Afrique centrale, (Quotidienmutations) - Dans un ouvrage, Ibrahim Ngouhouo montre que les investissements directs étrangers constituent 40% du Pib de cette communauté.

«On peut dire que les pays de la Cemac ne peuvent pas se passer des investissements directs étrangers (Ide)». C’est à cette conclusion qu’abouti Ibrahim Ngouhouo, docteur en Economie, dans son ouvrage intitulé «investissements directs étrangers en zone Cemac : attractivité et effets» récemment paru aux Editions universitaires européennes en Allemagne.


Cet ouvrage qui n’est autre chose qu’une version rénovée et complétée de la thèse de doctorat de son auteur, révèle que les investissements directs étrangers constituent 40% du produit intérieur brut (Pib) des pays de la Cemac. Au Cameroun, les Ide constituent, apprend-on, «entre 25 et 28% du Pib», contre 90% du Pib pour des pays comme le Gabon et la Guinée Equatoriale, puisque 70% des Ide sont destinés au secteur pétrolier, qui est en pleine expansion dans ces deux derniers pays, et en nette recul au Cameroun. De ce point de vue, le dernier rapport du comité de suivi de l’Initiative pour la transparence dans les industries extractives (Eiti) révèle que la production nationale a baissé de 9 millions de barils entre 2001 et 2008.
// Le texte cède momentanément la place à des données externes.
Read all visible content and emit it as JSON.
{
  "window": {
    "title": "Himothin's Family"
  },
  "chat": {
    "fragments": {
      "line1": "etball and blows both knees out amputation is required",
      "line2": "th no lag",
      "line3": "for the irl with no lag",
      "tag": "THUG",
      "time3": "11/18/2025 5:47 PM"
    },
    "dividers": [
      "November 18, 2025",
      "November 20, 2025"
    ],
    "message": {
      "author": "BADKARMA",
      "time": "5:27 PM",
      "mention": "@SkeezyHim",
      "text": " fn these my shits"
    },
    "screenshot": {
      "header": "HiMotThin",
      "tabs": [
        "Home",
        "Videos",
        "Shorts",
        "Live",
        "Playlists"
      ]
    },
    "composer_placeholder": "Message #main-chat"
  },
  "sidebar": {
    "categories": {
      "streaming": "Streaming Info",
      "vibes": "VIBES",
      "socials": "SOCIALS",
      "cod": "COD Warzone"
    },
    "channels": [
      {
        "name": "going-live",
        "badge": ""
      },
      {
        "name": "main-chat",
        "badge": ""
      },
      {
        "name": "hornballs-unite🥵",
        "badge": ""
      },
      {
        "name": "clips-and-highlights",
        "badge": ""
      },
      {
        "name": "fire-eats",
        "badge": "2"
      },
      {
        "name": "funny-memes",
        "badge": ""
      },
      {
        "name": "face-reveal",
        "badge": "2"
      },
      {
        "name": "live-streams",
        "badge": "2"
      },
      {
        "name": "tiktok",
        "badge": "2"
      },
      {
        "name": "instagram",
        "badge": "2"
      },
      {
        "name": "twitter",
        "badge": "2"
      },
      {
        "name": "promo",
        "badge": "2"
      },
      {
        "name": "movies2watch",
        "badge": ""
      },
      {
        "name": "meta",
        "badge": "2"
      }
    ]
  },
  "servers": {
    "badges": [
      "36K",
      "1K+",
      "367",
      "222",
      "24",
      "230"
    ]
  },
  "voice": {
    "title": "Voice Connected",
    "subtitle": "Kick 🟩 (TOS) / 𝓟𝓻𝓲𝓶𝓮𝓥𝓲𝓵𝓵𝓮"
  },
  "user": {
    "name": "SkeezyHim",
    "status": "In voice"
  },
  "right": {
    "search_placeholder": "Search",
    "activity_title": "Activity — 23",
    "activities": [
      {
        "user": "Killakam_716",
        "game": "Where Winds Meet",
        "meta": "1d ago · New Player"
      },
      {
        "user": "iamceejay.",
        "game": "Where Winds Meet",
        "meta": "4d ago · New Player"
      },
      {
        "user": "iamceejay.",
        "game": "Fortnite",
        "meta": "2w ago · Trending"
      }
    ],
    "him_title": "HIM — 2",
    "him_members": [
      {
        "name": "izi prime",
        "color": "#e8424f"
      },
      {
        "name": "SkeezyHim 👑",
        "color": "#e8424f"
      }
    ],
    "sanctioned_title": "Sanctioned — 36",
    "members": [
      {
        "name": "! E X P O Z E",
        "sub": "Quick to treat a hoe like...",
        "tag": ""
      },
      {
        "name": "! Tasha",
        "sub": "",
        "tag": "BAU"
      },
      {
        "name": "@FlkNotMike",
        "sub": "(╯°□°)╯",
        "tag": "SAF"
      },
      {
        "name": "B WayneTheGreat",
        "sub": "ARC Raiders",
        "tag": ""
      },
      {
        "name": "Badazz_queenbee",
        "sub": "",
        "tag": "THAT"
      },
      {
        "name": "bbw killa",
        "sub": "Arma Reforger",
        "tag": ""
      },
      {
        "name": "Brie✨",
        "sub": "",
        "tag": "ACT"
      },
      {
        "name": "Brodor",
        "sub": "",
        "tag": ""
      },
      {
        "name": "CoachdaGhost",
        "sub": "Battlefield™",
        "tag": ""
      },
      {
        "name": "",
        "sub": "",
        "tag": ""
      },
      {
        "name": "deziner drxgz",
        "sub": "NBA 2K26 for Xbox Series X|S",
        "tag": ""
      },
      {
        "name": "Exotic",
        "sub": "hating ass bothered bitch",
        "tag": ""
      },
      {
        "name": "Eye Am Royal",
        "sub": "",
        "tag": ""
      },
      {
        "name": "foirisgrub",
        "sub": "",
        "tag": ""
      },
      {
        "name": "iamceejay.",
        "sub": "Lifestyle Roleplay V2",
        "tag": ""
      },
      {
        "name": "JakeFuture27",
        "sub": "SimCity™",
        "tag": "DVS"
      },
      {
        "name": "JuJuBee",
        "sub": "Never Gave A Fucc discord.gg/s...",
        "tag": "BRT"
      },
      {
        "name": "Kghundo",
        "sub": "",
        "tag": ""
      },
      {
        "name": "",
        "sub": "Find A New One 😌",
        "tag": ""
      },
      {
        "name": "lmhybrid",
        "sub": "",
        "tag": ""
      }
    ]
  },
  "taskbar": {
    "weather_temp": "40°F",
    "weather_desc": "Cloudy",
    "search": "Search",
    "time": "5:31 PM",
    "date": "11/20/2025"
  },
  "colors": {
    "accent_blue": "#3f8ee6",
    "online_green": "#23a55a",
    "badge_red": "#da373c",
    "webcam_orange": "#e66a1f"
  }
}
Selon cet expert des questions économiques, les Ide qui sont les «différentes opérations financières destinées à agir sur la marche et la gestion des entreprises implantées dans un pays différent de celui de la maison mère» sont restées «stables à un niveau de 35 millions de dollars [environ 16 milliards de Fcfa] par an et par pays entre 1960n et 1970, et ont augmenté graduellement avec la découverte du pétrole au Gabon, au Congo et au Cameroun. Cet élan s’est accentué à la fin des années 90 avec la découverte du pétrole en Guinée Equatoriale, faisant de la Cemac l’une des destinations privilégiées des Ide pour l’Afrique sub-saharienne». C’est que, apprend-on, si les 52 Etats [plus l’Erythrée] de l’Afrique revendiquent globalement 1% des Ide qui circulent dans le monde, les six pays de la Cemac reçoivent 0,48% des Ide mondiaux.
Au hit parade des pays destinataires des Ide dans la zone Cemac, le Gabon, autrefois en tête du peloton, est désormais devancé par l’émirat pétrolier qu’est devenu la Guinée Equatoriale. Le pays des Bongo qui est désormais le 4ème destinataire des Ide est également devance, par ordre décroissant par le Tchad et le Congo. Le Cameroun et la République centrafricaine ferme le classement à cause du ralentissement de l’activité pétrolière, pour le premier pays, et d’absence d’exploitation pétrolière dans le second pays.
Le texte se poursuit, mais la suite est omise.